There are some organizations that already attempt to use existing data to provide consumers with cost estimates that they can use to make cost-informed choices. One such organization is FAIR Health, which is an independent, non-profit corporation whose mission is to promote cost transparency in healthcare costs. Using the website highlights some discrepancies in costs that would be helpful to consumers. For example, a procedure done in Nashville proper priced at $5,000 could potentially cost as low as half of that amount if it was performed more than 45 miles away from Nashville.

The health care industry has long been viewed as “hiding the ball,” so to speak, when it comes to the full prices of their services. Generally, the only information they offer before the patient elects to undergo a procedure or treatment is the immediate cost, such as a co-payment or deductible. Arguments have been made, even prior to President Trump’s call for increased transparency, for the provision of total costs to the consumer. The justification for this is that consumers with more information will be able to comparison shop and obtain the desired care for a relatively affordable price.

There are issues with price transparency from both provider and consumer perspectives. There are impediments to price reporting, such as contractual provisions preventing health plans from negotiating their rates with providers, as well as the indication that encouraging patients to be more price-conscious could have negative impacts on low-income consumers due to cost-shifting. Additionally, there is currently no standard structure for reporting prices, and the interplay between health care providers, insurance companies, and government agencies almost require some sort of formatted structure to be in place to enable providers to adequately report in a way that would achieve the intended result of these price transparency efforts.

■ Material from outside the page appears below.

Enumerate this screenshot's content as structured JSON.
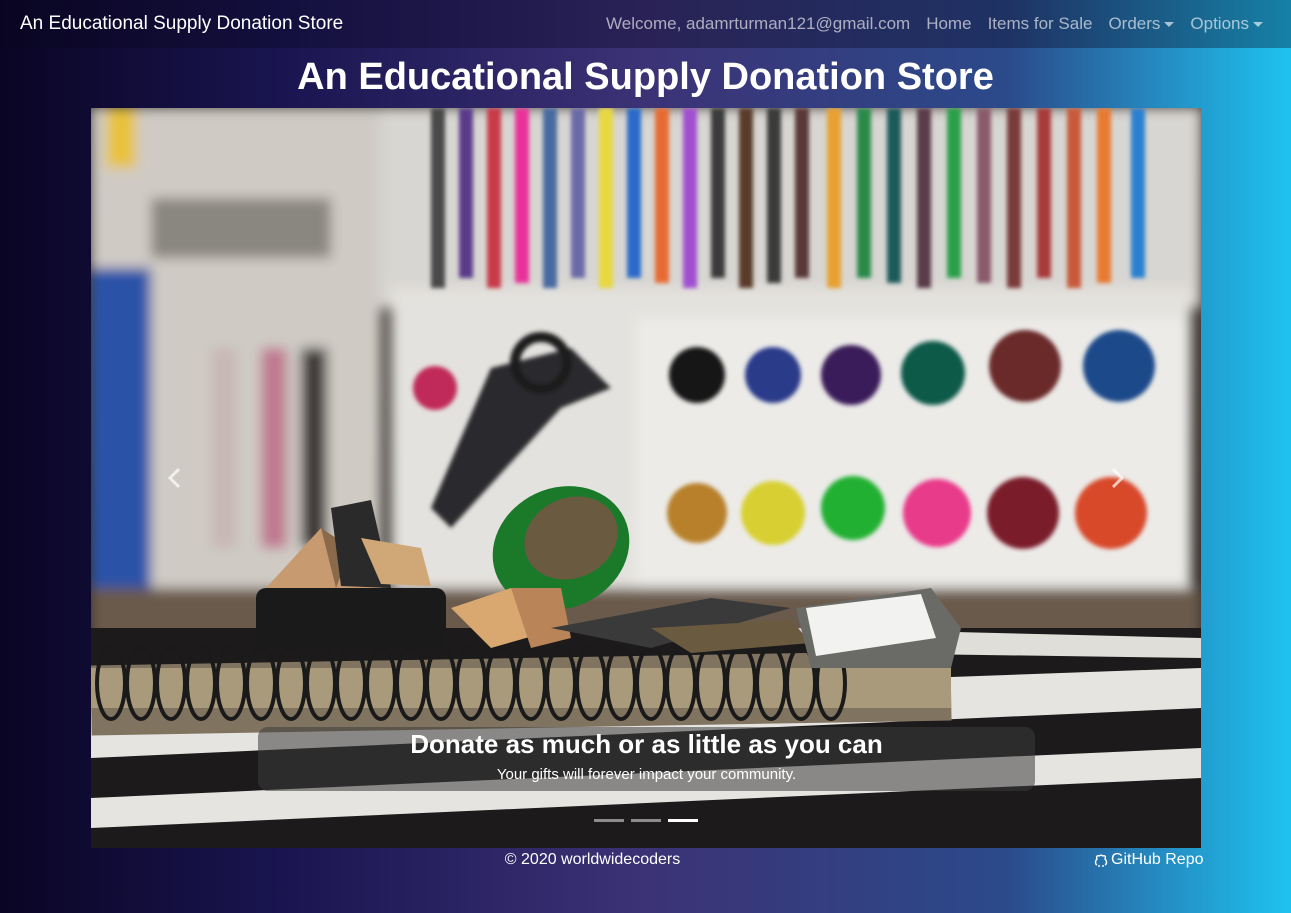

Several studies have also shown that price transparency initiatives, such as requiring hospitals to publish the prices of their procedures and treatments up-front, do not truly lead to changes in either consumer behavior or pricing. This result is potentially attributable to a perceived correlation between high cost and high value, one that is not necessarily accurate in the health care industry as it might be in other industries. Another wrinkle in the fold from a consumer perspective is the notion that consumers will use price transparency tools in their decision-making. However, many consumers are unaware that such tools exist; moreover, even if they are aware of the tools’ existence, research has shown that this has little to no bearing on the consumers’ ultimate decisions or determinations.

As a final consideration, although efforts to increase price transparency are still in their early stages (and thus there is not enough data to form a fully conclusive study on their impact), not all health care services are amenable to “shopping around.” For instance, a person in an emergent situation will not be on his or her smartphone comparing the prices of different ERs. The person will assuredly utilize the nearest hospital with an emergency room. Emergency room services comprise a fairly substantial portion of health care costs. Therefore, it remains to be seen whether increased price transparency will truly increase competition or lower health care costs for consumers.